Description

Thursday, January 3, 2013, 4-7pmBoston Marriott Copley Place

 

The opening paragraph of the Budapest Open Access Initiative, which makes a case for Open Access in terms of the public good, reads:

An old tradition and a new technology have converged to make possible an unprecedented public good. The old tradition is the willingness of scientists and scholars to publish the fruits of their research in scholarly journals without payment, for the sake of inquiry and knowledge. The new technology is the internet. The public good they make possible is the world-wide electronic distribution of the peer-reviewed journal literature and completely free and unrestricted access to it by all scientists, scholars, teachers, students, and other curious minds. Removing access barriers to this literature will accelerate research, enrich education, share the learning of the rich with the poor and the poor with the rich, make this literature as useful as it can be, and lay the foundation for uniting humanity in a common intellectual conversation and quest for knowledge.

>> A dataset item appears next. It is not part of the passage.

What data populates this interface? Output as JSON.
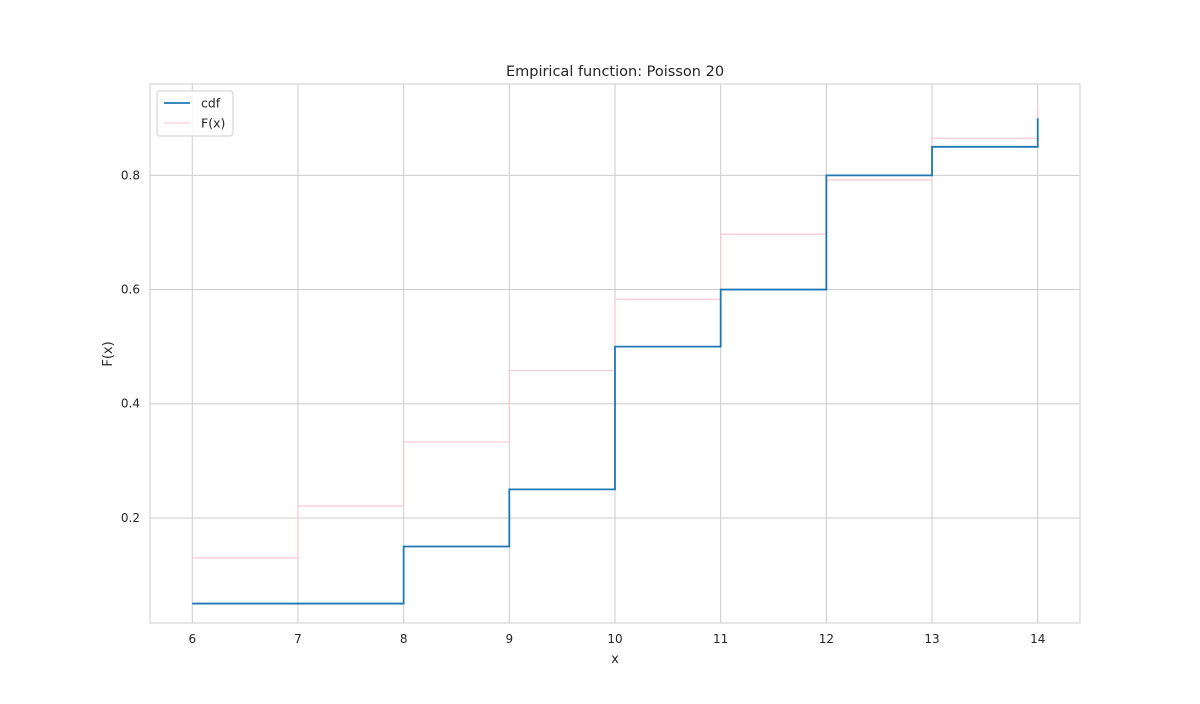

The panelists in this session will explore issues in the future of publishing academic work from the standpoint of Open Access (OA), that is, free and unrestricted access by all to the results of academic research. A variety of perspectives are offered by the panel: editors of successful OA journals in Linguistics (Kai von Fintel, Lindsay Whaley), university librarians whose efforts are focussed on OA (Ellen Duranceau, Vika Zafrin), institutional directors of scholarly communication (Kathleen Fitzpatrick, Stuart Shieber), the Executive Director of the LSA (Alyson Reed), and a co-organizer of the session (Eric Bakovic). Panel presentations will be followed by panel and open audience discussion.

OA is one of the current options for academic publishing, but the question of how to support and sustain it remains largely unsettled, and what its effects might be on publishing and on how research is conducted in the future remains equally unclear. As the LSA and the MLA are both engaged and engaging with OA, this session aims to serve to both educate and explore the nature of OA in order to generate informed discussion and, as a result, more effective organizational decision making.

The current efforts by the LSA Executive Committee to move towards an increased presence in the world of electronic publishing, the "new technology" that enables OA, makes this session particularly timely and valuable to the LSA membership. Our panelists present various facets of a complicated but exceedingly important issue that touches all of us as professionals and as members of a broader academic community.